Carl Zimmer wrote an article about the Firefly Watch project for the New York Times, Blink Twice if You Like Me, which also covered the firefly evolutionary ecology research by Tufts University professor Sara Lewis. The website actually was the brainchild of one of Lewis’ former graduate students, Adam South, and Don Salvatore at the Museum of Science. South recruited two of Lewis’ former students, including Kristian Demary who studies the impact of light pollution on fireflies including data collected from Firefly Watch volunteers, and Cratsley, who is very interested in the citizen science aspect. “My career balances research on fireflies with efforts to improve science education through teacher preparation, professional development and outreach,” says Cratsley. Lewis also started the FLASH Together Now website, which stands for Firefly Lovers Act to Save our Heritage, a website that draws attention to reasons behind firefly decline.

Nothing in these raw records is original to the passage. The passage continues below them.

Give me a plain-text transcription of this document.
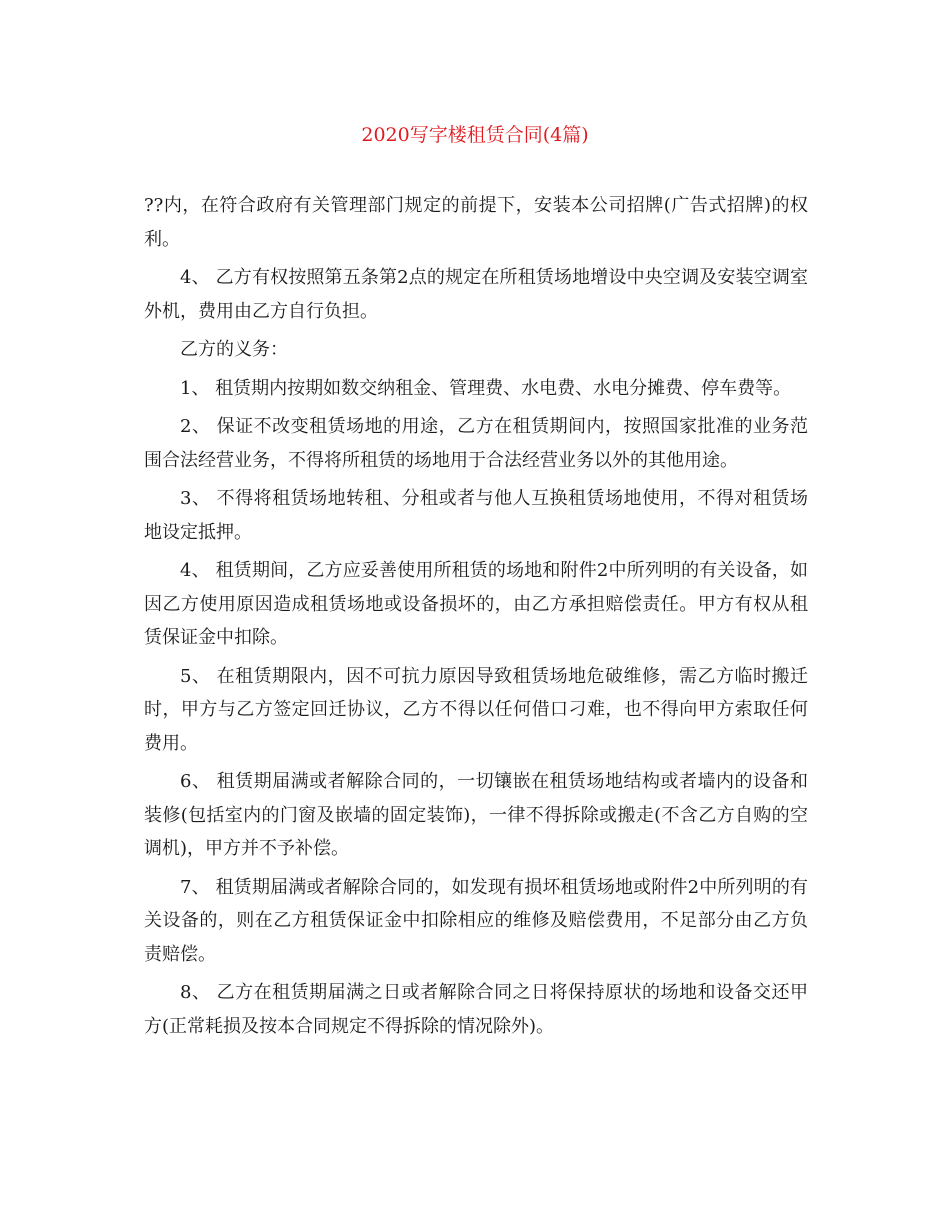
2020写字楼租赁合同(4篇)

??内，在符合政府有关管理部门规定的前提下，安装本公司招牌(广告式招牌)的权利。

4、 乙方有权按照第五条第2点的规定在所租赁场地增设中央空调及安装空调室外机，费用由乙方自行负担。

乙方的义务：

1、 租赁期内按期如数交纳租金、管理费、水电费、水电分摊费、停车费等。

2、 保证不改变租赁场地的用途，乙方在租赁期间内，按照国家批准的业务范围合法经营业务，不得将所租赁的场地用于合法经营业务以外的其他用途。

3、 不得将租赁场地转租、分租或者与他人互换租赁场地使用，不得对租赁场地设定抵押。

4、 租赁期间，乙方应妥善使用所租赁的场地和附件2中所列明的有关设备，如因乙方使用原因造成租赁场地或设备损坏的，由乙方承担赔偿责任。甲方有权从租赁保证金中扣除。

5、 在租赁期限内，因不可抗力原因导致租赁场地危破维修，需乙方临时搬迁时，甲方与乙方签定回迁协议，乙方不得以任何借口刁难，也不得向甲方索取任何费用。

6、 租赁期届满或者解除合同的，一切镶嵌在租赁场地结构或者墙内的设备和装修(包括室内的门窗及嵌墙的固定装饰)，一律不得拆除或搬走(不含乙方自购的空调机)，甲方并不予补偿。

7、 租赁期届满或者解除合同的，如发现有损坏租赁场地或附件2中所列明的有关设备的，则在乙方租赁保证金中扣除相应的维修及赔偿费用，不足部分由乙方负责赔偿。

8、 乙方在租赁期届满之日或者解除合同之日将保持原状的场地和设备交还甲方(正常耗损及按本合同规定不得拆除的情况除外)。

Last fall I wrote an article about fireflies in lore and legend around the world for Texas Parks & Wildlife Magazine, Fire Beetle. I had gone camping with my son and his middle school class on the banks of Texas’ Colorado River, and some of the kids saw fireflies for the first time of their lives. Many tried to catch them in jars, as kids often do, and we all delighted in the magic of the moment.

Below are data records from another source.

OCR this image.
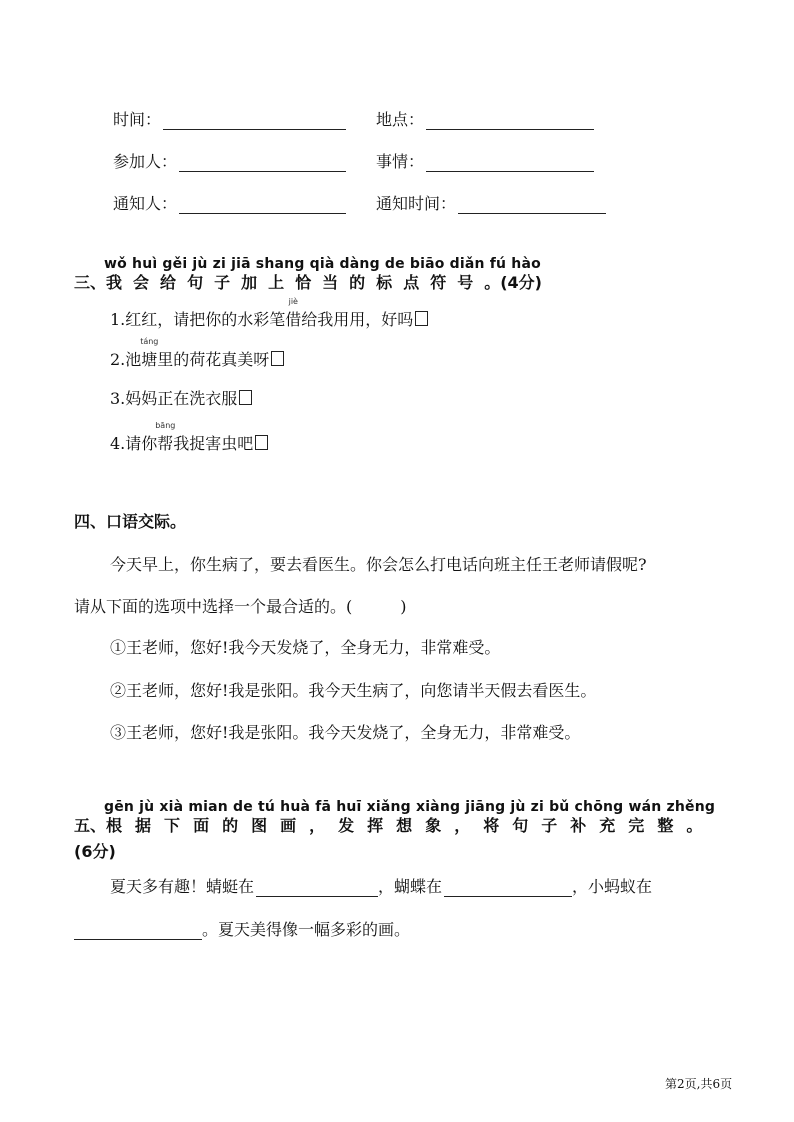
时间：	地点：
参加人：	事情：
通知人：	通知时间：
wǒ huì gěi jù zi jiā shang qià dàng de biāo diǎn fú hào
三、我 会 给 句 子 加 上 恰 当 的 标 点 符 号 。(4分)
1.红红，请把你的水彩笔借
jiè
给我用用，好吗
2.池塘
táng
里的荷花真美呀
3.妈妈正在洗衣服
4.请你帮
bāng
我捉害虫吧
四、口语交际。
今天早上，你生病了，要去看医生。你会怎么打电话向班主任王老师请假呢?
请从下面的选项中选择一个最合适的。(　　　)
①王老师，您好!我今天发烧了，全身无力，非常难受。
②王老师，您好!我是张阳。我今天生病了，向您请半天假去看医生。
③王老师，您好!我是张阳。我今天发烧了，全身无力，非常难受。
gēn jù xià mian de tú huà fā huī xiǎng xiàng jiāng jù zi bǔ chōng wán zhěng
五、根 据 下 面 的 图 画 ， 发 挥 想 象 ， 将 句 子 补 充 完 整 。
(6分)
夏天多有趣！蜻蜓在	，蝴蝶在	，小蚂蚁在
。夏天美得像一幅多彩的画。
第2页,共6页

The part of the firefly’s ‘behind’ that blinks is called a lantern. The original evolutionary purpose of their glowing bioluminescence is a warning to potential predators that their bodies contain noxious chemicals called lucibufagins. Actually, all firefly larvae glow, they’re called glow worms, but not all adult fireflies glow. Fireflies, for the record, are not flies but beetles. And over evolutionary history, most firefly species have co-opted their glowing body parts to attract mates. The U.S. has about 175 firefly species, each with its own color and flashing pattern. Some species in other countries blink synchronously. And one of my favorite tidbits of information is that the Japanese word for firefly, hotaru, implies harmony between humankind and all other creatures on the planet. Long live fireflies!